Barb Bailus, PhD
Our next new scientific advisory board (SAB) member could be considered the grandfather of Angelman syndrome (AS), Dr. Art Beaudet. Dr. Beaudet received his MD from Yale and did his pediatric residency at Johns Hopkins before joining Baylor College of Medicine, where he has resided since 1971.
Dr.Beaudet first became interested in AS after the discovery of uniparental disomy in 1988, when it became clear that AS and PWS were most likely associated with genetic imprinting. His interest in imprinting disorders resulted in his lab identifying UBE3A as the causative gene for Angelman syndrome in 1997. He was elected to the National Academy of Science in 2011. He has always believed that Angelman syndrome is an excellent candidate for gene therapy interventions, and is currently very excited about all of the genetic engineering approaches entering clinical trials, including anti-sense oligonucleotides and CRISPR. His recent work identified that paternal UBE3A could be reactivated if the UBE3A-AS transcript was silenced, pointing to a promising therapeutic approach. He has mentored dozens of graduate students, many of whom have gone on to become leaders in their respective fields. One of his former students, Dr. Scott Dindot, the Chief Scientific Officer of GeneTx Biotherapeutics, LLC, is currently working on an extremely promising approach of silencing the UBE3A-ATS, thus activating the paternal UBE3A gene.

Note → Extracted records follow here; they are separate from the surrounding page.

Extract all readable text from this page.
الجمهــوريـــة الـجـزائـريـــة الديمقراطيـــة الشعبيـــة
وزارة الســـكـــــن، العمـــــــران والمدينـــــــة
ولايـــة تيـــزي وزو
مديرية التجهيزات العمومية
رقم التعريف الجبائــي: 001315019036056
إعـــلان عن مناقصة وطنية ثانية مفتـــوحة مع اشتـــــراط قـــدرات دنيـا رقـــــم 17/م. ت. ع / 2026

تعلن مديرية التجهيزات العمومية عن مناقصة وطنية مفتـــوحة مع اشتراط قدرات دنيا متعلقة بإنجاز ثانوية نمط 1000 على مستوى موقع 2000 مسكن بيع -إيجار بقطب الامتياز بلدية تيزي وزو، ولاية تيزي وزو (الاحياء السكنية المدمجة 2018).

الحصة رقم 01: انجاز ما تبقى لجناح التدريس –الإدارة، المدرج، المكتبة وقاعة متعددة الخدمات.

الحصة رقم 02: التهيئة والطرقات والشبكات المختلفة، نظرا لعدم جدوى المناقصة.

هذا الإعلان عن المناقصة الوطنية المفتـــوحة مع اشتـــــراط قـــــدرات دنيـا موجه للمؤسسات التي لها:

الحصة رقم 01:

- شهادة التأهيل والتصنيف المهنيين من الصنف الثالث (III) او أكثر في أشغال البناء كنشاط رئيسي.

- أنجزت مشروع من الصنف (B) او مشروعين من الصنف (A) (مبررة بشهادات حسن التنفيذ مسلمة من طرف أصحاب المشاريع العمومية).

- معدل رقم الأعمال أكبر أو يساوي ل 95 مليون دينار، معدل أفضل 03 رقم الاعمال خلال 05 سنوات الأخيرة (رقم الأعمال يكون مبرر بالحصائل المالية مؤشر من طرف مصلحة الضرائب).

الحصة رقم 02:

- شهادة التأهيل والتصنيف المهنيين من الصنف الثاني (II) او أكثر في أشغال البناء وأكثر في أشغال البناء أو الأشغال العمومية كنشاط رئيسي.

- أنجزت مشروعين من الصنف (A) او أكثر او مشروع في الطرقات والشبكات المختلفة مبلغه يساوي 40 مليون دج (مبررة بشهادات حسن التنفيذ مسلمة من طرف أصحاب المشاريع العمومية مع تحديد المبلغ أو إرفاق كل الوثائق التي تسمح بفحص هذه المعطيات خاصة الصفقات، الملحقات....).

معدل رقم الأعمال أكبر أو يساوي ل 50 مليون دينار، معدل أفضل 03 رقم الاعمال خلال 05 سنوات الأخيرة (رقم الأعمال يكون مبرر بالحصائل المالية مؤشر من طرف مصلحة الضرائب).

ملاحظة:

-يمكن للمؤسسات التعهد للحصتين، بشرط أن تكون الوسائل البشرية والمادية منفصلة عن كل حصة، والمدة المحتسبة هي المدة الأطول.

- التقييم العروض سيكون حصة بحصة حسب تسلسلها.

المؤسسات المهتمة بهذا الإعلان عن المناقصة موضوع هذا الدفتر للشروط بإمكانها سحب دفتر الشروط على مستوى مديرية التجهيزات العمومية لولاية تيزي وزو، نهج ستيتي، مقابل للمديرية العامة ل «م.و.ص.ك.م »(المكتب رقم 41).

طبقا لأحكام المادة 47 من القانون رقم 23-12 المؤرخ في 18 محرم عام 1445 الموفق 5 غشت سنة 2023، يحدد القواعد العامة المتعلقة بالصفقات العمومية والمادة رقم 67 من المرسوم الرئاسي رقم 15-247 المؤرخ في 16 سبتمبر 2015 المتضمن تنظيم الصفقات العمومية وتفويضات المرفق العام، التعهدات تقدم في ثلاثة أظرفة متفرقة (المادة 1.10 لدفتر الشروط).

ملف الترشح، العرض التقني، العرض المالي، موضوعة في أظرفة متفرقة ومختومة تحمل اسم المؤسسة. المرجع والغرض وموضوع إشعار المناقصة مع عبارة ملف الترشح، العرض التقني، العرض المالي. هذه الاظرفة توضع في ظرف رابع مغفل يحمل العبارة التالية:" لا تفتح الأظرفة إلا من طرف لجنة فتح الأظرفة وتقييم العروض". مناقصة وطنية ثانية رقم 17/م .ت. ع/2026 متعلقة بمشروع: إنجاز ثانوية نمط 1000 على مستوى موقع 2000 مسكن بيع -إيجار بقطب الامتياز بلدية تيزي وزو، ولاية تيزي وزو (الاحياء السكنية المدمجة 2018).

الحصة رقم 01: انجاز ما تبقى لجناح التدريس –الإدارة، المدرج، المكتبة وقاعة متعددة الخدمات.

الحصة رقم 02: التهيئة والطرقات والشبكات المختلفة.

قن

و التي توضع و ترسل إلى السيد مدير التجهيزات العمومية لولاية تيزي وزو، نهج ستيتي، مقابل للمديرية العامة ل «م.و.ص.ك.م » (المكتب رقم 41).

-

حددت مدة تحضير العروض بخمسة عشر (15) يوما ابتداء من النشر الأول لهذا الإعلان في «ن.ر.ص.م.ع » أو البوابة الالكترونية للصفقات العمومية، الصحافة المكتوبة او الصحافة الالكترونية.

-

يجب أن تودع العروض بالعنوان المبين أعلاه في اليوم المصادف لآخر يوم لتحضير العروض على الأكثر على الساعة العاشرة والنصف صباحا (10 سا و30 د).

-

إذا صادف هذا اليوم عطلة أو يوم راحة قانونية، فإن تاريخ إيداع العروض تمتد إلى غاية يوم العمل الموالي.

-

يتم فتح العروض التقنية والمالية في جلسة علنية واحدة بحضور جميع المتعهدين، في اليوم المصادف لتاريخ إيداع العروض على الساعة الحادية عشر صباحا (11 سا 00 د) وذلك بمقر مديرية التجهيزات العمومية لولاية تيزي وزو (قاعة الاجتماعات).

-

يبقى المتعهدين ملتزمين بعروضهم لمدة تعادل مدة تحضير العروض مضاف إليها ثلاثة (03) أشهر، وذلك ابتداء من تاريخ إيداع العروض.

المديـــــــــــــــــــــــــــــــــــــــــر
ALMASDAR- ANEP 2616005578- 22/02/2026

Many of us have met Dr. Beaudet at one of the FAST Galas that he has attended, which are among his favorite memories in his research career. When not in the clinic or mentoring the next generation of scientists, Dr. Beaudet enjoys sailing and playing the stock market. His newest endeavor includes founding Libra Genetics, a company hoping to revolutionize prenatal diagnoses, which could drastically change the way genetic diseases are both diagnosed and treated.